スマイルプリキュアのみゆき(=福圓美里)の高らかな希望の叫びに、涙してしまったものも多いだろう。ああいうふうに、あてられたものは感化される。されてしまう。INFPの演技はとかくアジテーション的であり、拒むことさえ難しいものだ。それゆえに声優としてはピカイチであろう。
もちろんISFPの演技も①Fiによるため素晴らしいが、ただ声優界では飽和状態なため、有象無象と化している。ここでは――悠木碧のような――圧倒的な力がなければISFPに例え魅力はあっても見出されにくいのではないかと思われる。そしてISFPの演技はどことなく「作り物」感があるのは、自己経由しながらキャラの感情に入れ込んでいるからだろう。これがINFJ・ENFJとの演技との最大の差であり、分かりやすい部分である。
(完)
おわり
どうだったでしょうか。最悪だったんじゃないでしょうか。作家論とはつまりはこういうことであり、身内で遊んでいる分にはいいでしょうが、一度衆目に晒せば非難轟々に至ると愚考します。
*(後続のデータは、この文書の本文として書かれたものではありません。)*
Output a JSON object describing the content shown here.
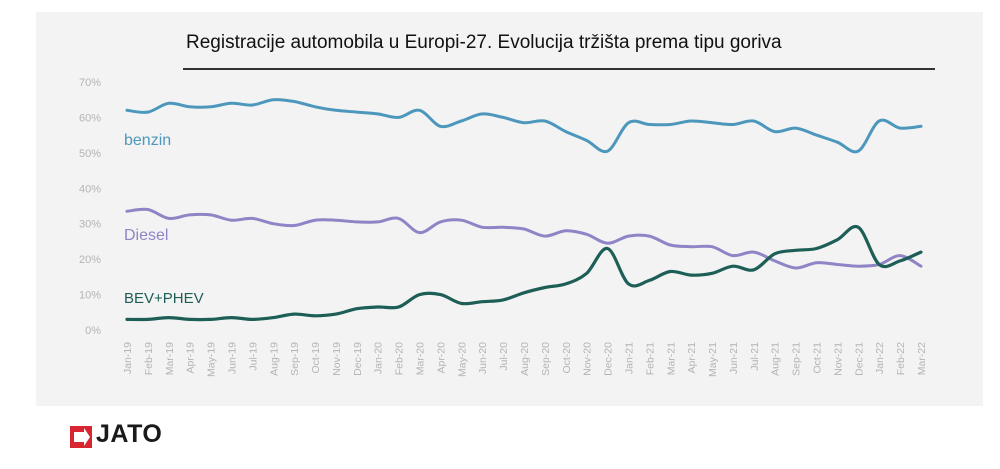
{
  "chart_data": {
    "type": "line",
    "title": "Registracije automobila u Europi-27. Evolucija tržišta prema tipu goriva",
    "xlabel": "",
    "ylabel": "",
    "ylim": [
      0,
      70
    ],
    "y_ticks": [
      "0%",
      "10%",
      "20%",
      "30%",
      "40%",
      "50%",
      "60%",
      "70%"
    ],
    "y_tick_values": [
      0,
      10,
      20,
      30,
      40,
      50,
      60,
      70
    ],
    "grid": false,
    "legend": "inline labels",
    "x": [
      "Jan-19",
      "Feb-19",
      "Mar-19",
      "Apr-19",
      "May-19",
      "Jun-19",
      "Jul-19",
      "Aug-19",
      "Sep-19",
      "Oct-19",
      "Nov-19",
      "Dec-19",
      "Jan-20",
      "Feb-20",
      "Mar-20",
      "Apr-20",
      "May-20",
      "Jun-20",
      "Jul-20",
      "Aug-20",
      "Sep-20",
      "Oct-20",
      "Nov-20",
      "Dec-20",
      "Jan-21",
      "Feb-21",
      "Mar-21",
      "Apr-21",
      "May-21",
      "Jun-21",
      "Jul-21",
      "Aug-21",
      "Sep-21",
      "Oct-21",
      "Nov-21",
      "Dec-21",
      "Jan-22",
      "Feb-22",
      "Mar-22"
    ],
    "series": [
      {
        "name": "benzin",
        "color": "#4d97bd",
        "values": [
          62,
          61.5,
          64,
          63,
          63,
          64,
          63.5,
          65,
          64.5,
          63,
          62,
          61.5,
          61,
          60,
          62,
          57.5,
          59,
          61,
          60,
          58.5,
          59,
          56,
          53.5,
          50.5,
          58.5,
          58,
          58,
          59,
          58.5,
          58,
          59,
          56,
          57,
          55,
          53,
          50.5,
          59,
          57,
          57.5
        ]
      },
      {
        "name": "Diesel",
        "color": "#8f84c6",
        "values": [
          33.5,
          34,
          31.5,
          32.5,
          32.5,
          31,
          31.5,
          30,
          29.5,
          31,
          31,
          30.5,
          30.5,
          31.5,
          27.5,
          30.5,
          31,
          29,
          29,
          28.5,
          26.5,
          28,
          27,
          24.5,
          26.5,
          26.5,
          24,
          23.5,
          23.5,
          21,
          22,
          19.5,
          17.5,
          19,
          18.5,
          18,
          18.5,
          21,
          18
        ]
      },
      {
        "name": "BEV+PHEV",
        "color": "#1d5e56",
        "values": [
          3,
          3,
          3.5,
          3,
          3,
          3.5,
          3,
          3.5,
          4.5,
          4,
          4.5,
          6,
          6.5,
          6.5,
          10,
          10,
          7.5,
          8,
          8.5,
          10.5,
          12,
          13,
          16,
          23,
          13,
          14,
          16.5,
          15.5,
          16,
          18,
          17,
          21.5,
          22.5,
          23,
          25.5,
          29,
          18.5,
          19.5,
          22
        ]
      }
    ]
  },
  "brand": {
    "name": "JATO",
    "mark_color": "#d7262f"
  }
}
(え?面白かったですか。よかったです)
もちろん私の力量不足のために作家論としての体裁は整わなかったかもしれませんが、整うが整まいが、やっていることに変わりはなく手順が間違っているならば結果も必然でしょう。
この記事は当該方法を用いている者にたいし、抑止、牽制としての効果を発揮するかは定かではありませんが、とりあえず投げつけてみると色々な反応を見れて面白いかもしれません。「お前らがやってるのはこういうことなんだよばーか!」と暗に訴えることでスッキリするでしょう。知りませんけど。
「でも面白かったんでしょ?」
ええ最高でした。最高に面白かったです。プリミティブな欲求ってすごいですね。今度から私もガンガン作家論やっていこうと思います! ついでに作家論をやっている者にも「キミが作家論に執着するのはISTJだからだよ。NeとNiが貧弱だからそれ以外の考えが浮かばないんだろうな。可哀想に。動脈硬化のように発想が行き詰まっている。そのアタマは髪の毛を育てる苗床か?」と殴っていくのもいいかもしれませんね! 最高です!最高に面白いです! 面倒なのでやりませんけど!!!
逆にいえば、やり返される覚悟が作家論には必要でしょう。自分だけやって相手にはしないで欲しい、なんて都合のいい考えが通用するわけありません。やり返されるのを承知するのであらば、その爛々に輝く好奇心をむき出しにして突っ込めばいいんじゃないでしょうか。
――楽しければいいじゃないか?やり返される覚悟があるならばな!
これが私がだせる作家論への回答です。そしてお互いに覚悟を求め、互いに互いにむけて作家論を行使し、無限ループに発展するわけですね。地獄だ。